Rundum versorgt wird er von seinen Eltern, die ihn aber sonst in Ruhe lassen. Seit einem halben Jahr besucht er bis zu drei Mal die Woche die Hilfsorganisation in Tokio.
Otohiko Hosaka kennt das Problem seit Jahren – von ihrem Kind.
"Mein Sohn ist jetzt 30 Jahre alt. Im Alter von zehn ging er zwar nicht mehr zur Schule, aber immerhin noch fünf Jahre raus. Aber seit dem 15. Lebensjahr hat er keinen Schritt mehr vor die Tür gemacht.
Der Familienvater hat viel versucht, aber nichts erreicht. Letztlich räumt er aber auch ein:
"Zu der Zeit, als das mit meinem Sohn losging, war es in Japan üblich, die Hikikomori so zu akzeptieren wie sie sind und sie nicht zu zwingen, rauszugehen. Meine Frau und ich haben ihn deshalb auch nicht bedrängt."
Otohiko Hosaka hat inzwischen aufgegeben, das spürt man bei jedem Satz. Was sein Sohn den ganzen Tag in seinem Zimmer macht, weiß er nicht: Die Tür sei verschlossen, sagt er.

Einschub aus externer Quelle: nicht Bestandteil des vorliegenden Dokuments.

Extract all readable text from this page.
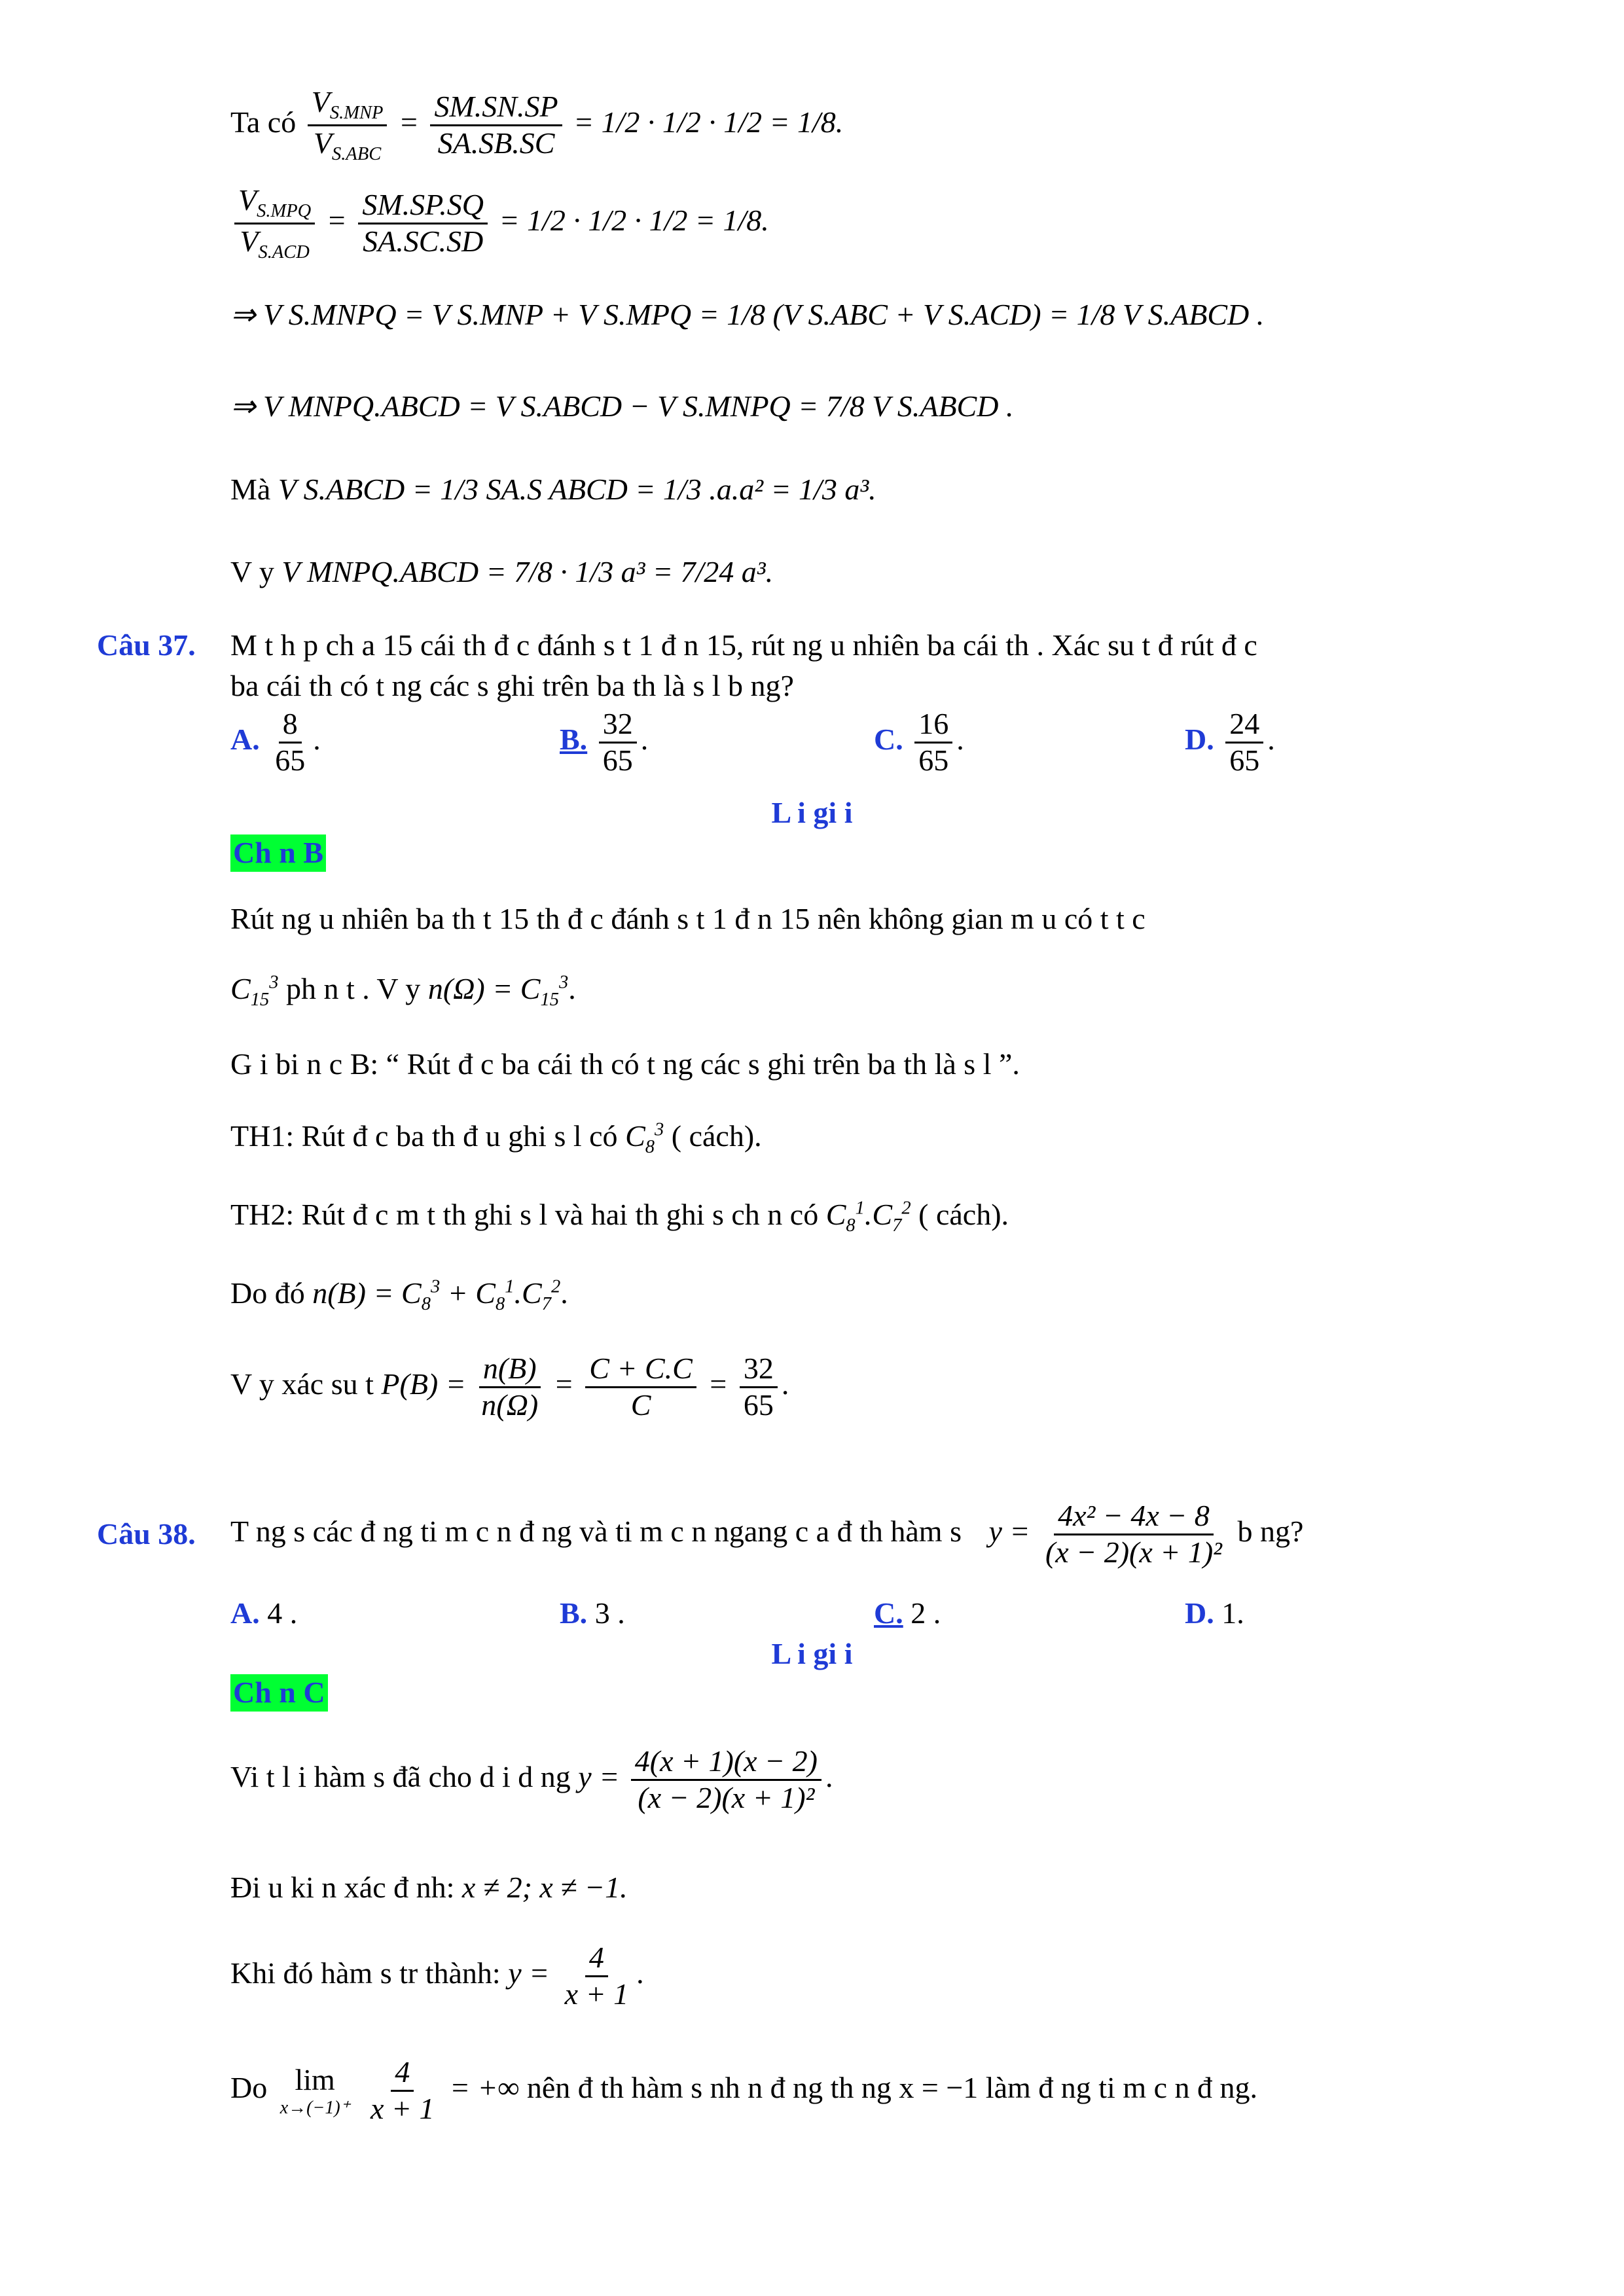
Ta có $\frac{V_{S.MNP}}{V_{S.ABC}} = \frac{SM.SN.SP}{SA.SB.SC} = 1/2 \cdot 1/2 \cdot 1/2 = 1/8$.
$\frac{V_{S.MPQ}}{V_{S.ACD}} = \frac{SM.SP.SQ}{SA.SC.SD} = 1/2 \cdot 1/2 \cdot 1/2 = 1/8$.
⇒ V S.MNPQ = V S.MNP + V S.MPQ = 1/8 (V S.ABC + V S.ACD) = 1/8 V S.ABCD .
⇒ V MNPQ.ABCD = V S.ABCD − V S.MNPQ = 7/8 V S.ABCD .
Mà V S.ABCD = 1/3 SA.S ABCD = 1/3 .a.a² = 1/3 a³.
V y V MNPQ.ABCD = 7/8 · 1/3 a³ = 7/24 a³.
Câu 37. M t h p ch a 15 cái th đ c đánh s t 1 đ n 15, rút ng u nhiên ba cái th . Xác su t đ rút đ c
ba cái th có t ng các s ghi trên ba th là s l b ng?
A. $\frac{8}{65}$ .	B. $\frac{32}{65}$ .	C. $\frac{16}{65}$ .	D. $\frac{24}{65}$ .
L i gi i
Ch n B
Rút ng u nhiên ba th t 15 th đ c đánh s t 1 đ n 15 nên không gian m u có t t c
$C_{15}^3$ ph n t . V y $n(\Omega) = C_{15}^3$.
G i bi n c B: “ Rút đ c ba cái th có t ng các s ghi trên ba th là s l ”.
TH1: Rút đ c ba th đ u ghi s l có $C_8^3$ ( cách).
TH2: Rút đ c m t th ghi s l và hai th ghi s ch n có $C_8^1.C_7^2$ ( cách).
Do đó $n(B) = C_8^3 + C_8^1.C_7^2$.
V y xác su t $P(B) = \frac{n(B)}{n(\Omega)} = \frac{C + C.C}{C} = \frac{32}{65}$ .
Câu 38. T ng s các đ ng ti m c n đ ng và ti m c n ngang c a đ th hàm s $y = \frac{\text{4x² − 4x − 8}}{\text{(x − 2)(x + 1)²}}$ b ng?
A. 4 .	B. 3 .	C. 2 .	D. 1.
L i gi i
Ch n C
Vi t l i hàm s đã cho d i d ng $y = \frac{4(x + 1)(x - 2)}{\text{(x − 2)(x + 1)²}}$ .
Đi u ki n xác đ nh: x ≠ 2; x ≠ −1.
Khi đó hàm s tr thành: $y = \frac{4}{x + 1}$ .
Do lim
x→(−1)⁺
$\frac{4}{x + 1}$ = +∞ nên đ th hàm s nh n đ ng th ng x = −1 làm đ ng ti m c n đ ng.
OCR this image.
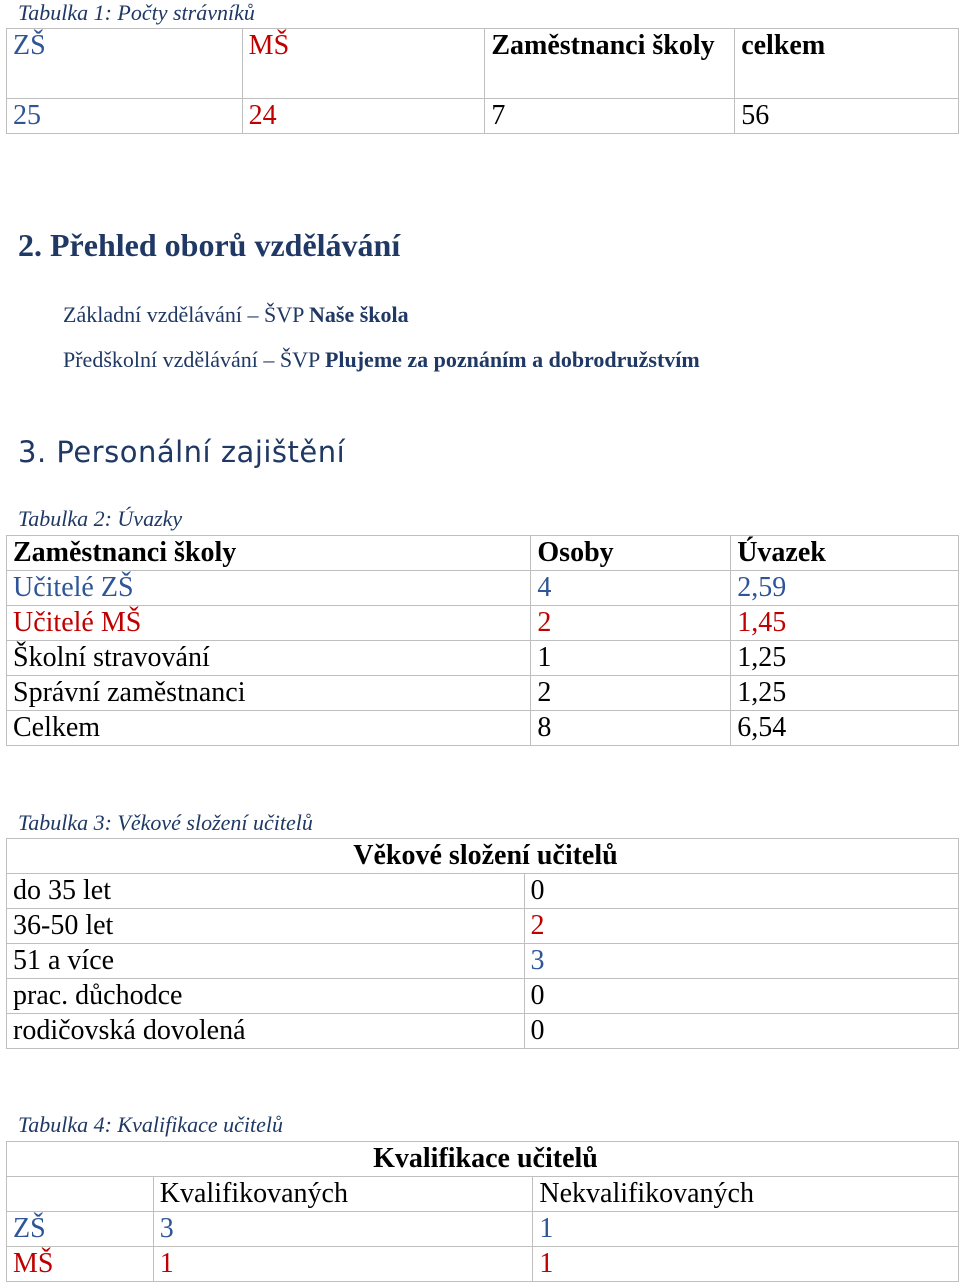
Tabulka 1: Počty strávníků
ZŠ	MŠ	Zaměstnanci školy	celkem
25	24	7	56
2. Přehled oborů vzdělávání
Základní vzdělávání – ŠVP Naše škola
Předškolní vzdělávání – ŠVP Plujeme za poznáním a dobrodružstvím
3. Personální zajištění
Tabulka 2: Úvazky
Zaměstnanci školy	Osoby	Úvazek
Učitelé ZŠ	4	2,59
Učitelé MŠ	2	1,45
Školní stravování	1	1,25
Správní zaměstnanci	2	1,25
Celkem	8	6,54
Tabulka 3: Věkové složení učitelů
Věkové složení učitelů	
do 35 let	0
36-50 let	2
51 a více	3
prac. důchodce	0
rodičovská dovolená	0
Tabulka 4: Kvalifikace učitelů
Kvalifikace učitelů		
	Kvalifikovaných	Nekvalifikovaných
ZŠ	3	1
MŠ	1	1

Dabei macht er sich Sorgen, denn er ist selbst schon 60 Jahre alt. Was soll mit seinem Sohn passieren, wenn er mal nicht mehr ist. Eine Frage, die sich sicher immer mehr Eltern mit Hikikomori-Kindern stellen – denn auch das zeigt die jüngste Statistik der Regierung. Die Mehrzahl der Stubenhocker ist zwischen 40 und 64 Jahre alt und lebt bei Papi und Mami.
"Aber es tut mir auf jeden Fall gut, hier zu Hidamari zu kommen und mich mit anderen Eltern von Hikikomori auszutauschen", sagt Hosaka.
Auch wenn sein Sohn die Hälfte seines Lebens bisher ausschließlich drin verbracht hat, krank sei er nicht. Das hätten schließlich die Ärzte gesagt.